In parte, insomma, Fallout e Silo sembrano quasi complementari. Due modi di vedere un'apocalisse apparentemente simile, ma filtrati in modo diametralmente opposto. In Fallout tutto è proteso al completamento di una missione specifica e spesso circoscritta. Nella serie di Apple TV+ l'obiettivo è molto più epistemologico, volto allo svelamento delle bugie su cui si basa il piccolo mondo interno al bunker e, al contempo, ad una determinazione soggettiva in quanto esseri pienamente consapevoli e, anche per questo, capaci di riappropriarsi di una vita indipendente dalla cieca obbedienza a leggi imperscrutabili.

Silo è l'ennesima ottima serie TV del servizio streaming della casa di Cupertino. La seconda stagione vive di qualche alto e basso in più rispetto alla prima, è vero, ma innesca sapientemente ulteriori misteri, mentre ne risolve altri con colpi di scena ben distribuiti nell'arco delle dieci puntate di cui si compone. Per certi versi, potrebbe considerarsi quasi uno spin-off di Fallout, una versione alternativa che ne azzera completamente i risvolti ironici, per concentrarsi sul dramma interiore di chi vive prigioniero di un bunker anti-atomico.

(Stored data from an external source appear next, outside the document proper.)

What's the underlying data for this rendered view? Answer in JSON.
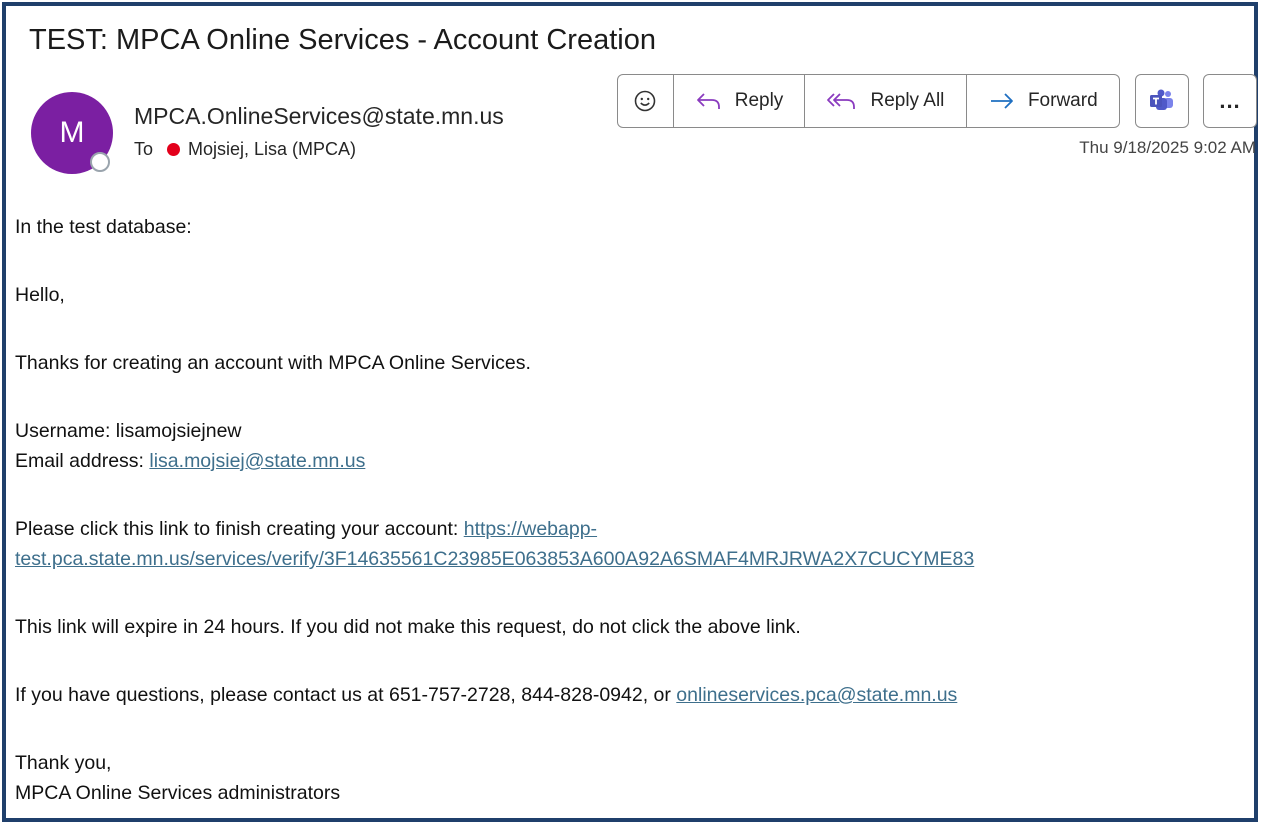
{
  "email": {
    "subject": "TEST: MPCA Online Services - Account Creation",
    "avatar_initial": "M",
    "sender": "MPCA.OnlineServices@state.mn.us",
    "to_label": "To",
    "recipient": "Mojsiej, Lisa (MPCA)",
    "date": "Thu 9/18/2025 9:02 AM"
  },
  "toolbar": {
    "reply": "Reply",
    "reply_all": "Reply All",
    "forward": "Forward",
    "more": "..."
  },
  "body": {
    "line1": "In the test database:",
    "greeting": "Hello,",
    "thanks": "Thanks for creating an account with MPCA Online Services.",
    "username": "Username: lisamojsiejnew",
    "email_label": "Email address: ",
    "email_link": "lisa.mojsiej@state.mn.us",
    "click_prefix": "Please click this link to finish creating your account: ",
    "verify_link_part1": "https://webapp-",
    "verify_link_part2": "test.pca.state.mn.us/services/verify/3F14635561C23985E063853A600A92A6SMAF4MRJRWA2X7CUCYME83",
    "expire": "This link will expire in 24 hours. If you did not make this request, do not click the above link.",
    "contact_prefix": "If you have questions, please contact us at 651-757-2728, 844-828-0942, or ",
    "contact_link": "onlineservices.pca@state.mn.us",
    "signoff": "Thank you,",
    "signature": "MPCA Online Services administrators"
  },
  "colors": {
    "avatar_bg": "#7b1fa2",
    "presence_busy": "#e3001b",
    "link": "#3e6f8c",
    "frame": "#1f3f6b"
  }
}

Se la prima stagione di Silo è esaltante, la seconda avrebbe funzionato meglio con un paio di puntate in meno
Se la prima stagione di Silo è esaltante, la seconda avrebbe funzionato meglio con un paio di puntate in meno

Chi non l'ha ancora recuperata, e magari attende con trepidazioni novità sulla seconda stagione di Fallout, che tra l'altro ha subito ritardi a causa degli incendi che hanno imperversato intorno a Los Angeles i primi giorni di gennaio, dovrebbe dare un'occasione a Silo. Del resto, di mondi post-apocalittici, zeppi di bunker in cui prima rintanarsi e da cui poi fuggire, non ne abbiamo mai veramente abbastanza.